Heytheredelilah1987 Fri 18-Nov-16 09:54:44

Anyway ... thanks for the enlightenment all the same. I just want to say my relative is a fantastic woman and a consultant who does know what's she's talking about. Perhaps I've interperated what she has said wrong. I'm sorry again if I've annoyed anyone or offended in anyway. It was not my intention. My only desire is to help my son.

PolterGoose Fri 18-Nov-16 10:10:06

Message withdrawn at poster's request.

Geretrude Fri 18-Nov-16 10:10:30

Honestly Heythere - you haven't done or said anything wrong. Even people who work constantly with children with autism come out with sweeping generalisations ie I was at a talk the other day and the speaker said that all children with autism have violent meltdowns. Not true.

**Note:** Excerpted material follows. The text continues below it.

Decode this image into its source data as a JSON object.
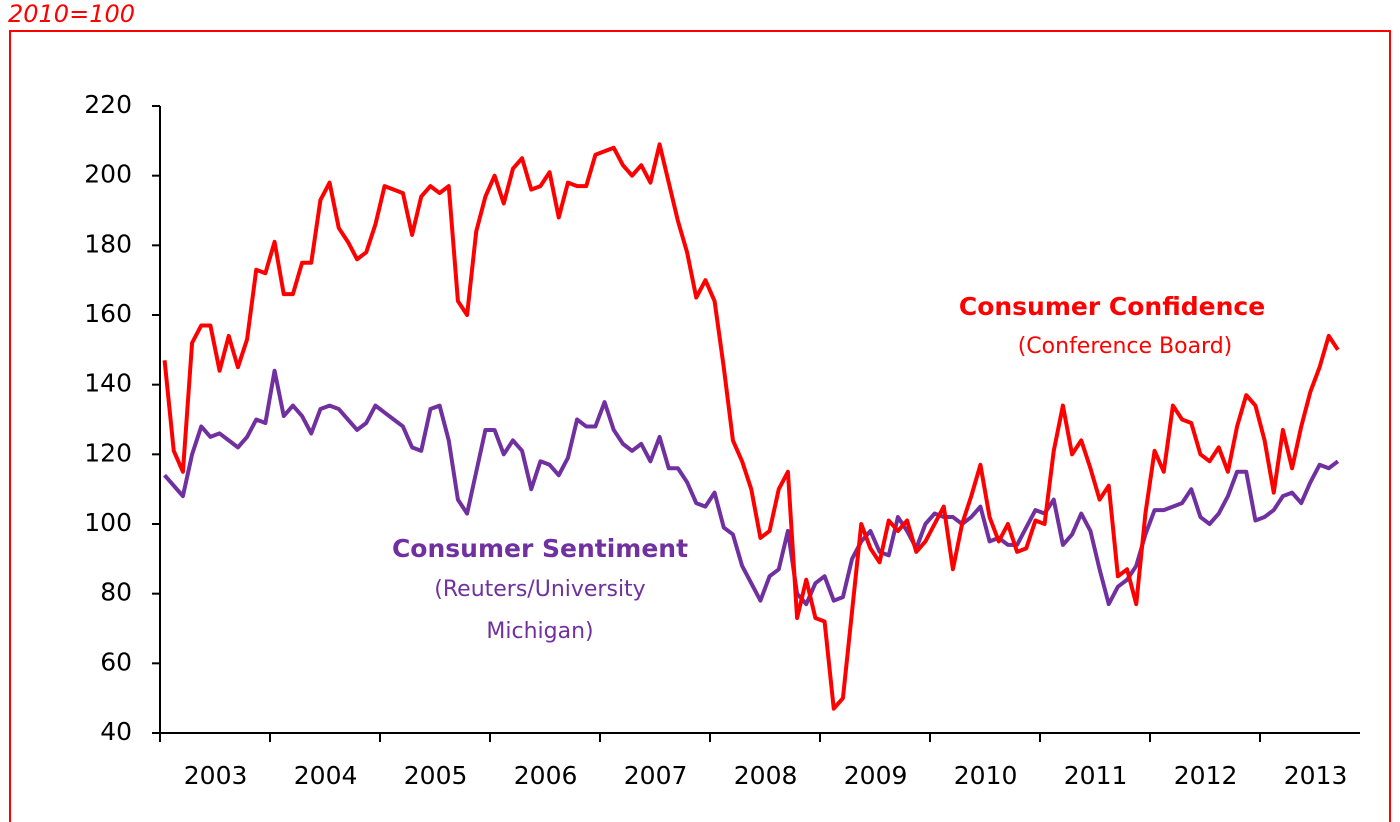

But that's her experience of autism and it is true for a lot of children with autism. But not all of them.

Ekorre Fri 18-Nov-16 11:57:44

Yes this is one of the problems with ASD, that it is so variable (some people have opposite symptoms e.g. love hugs or hate hugs) and so many people think they know what they are talking about.

This book is good for a history of what and why different diagnosis have been introduced. A really interesting book but be aware there is some upsetting stuff about things that have happened to autistic people.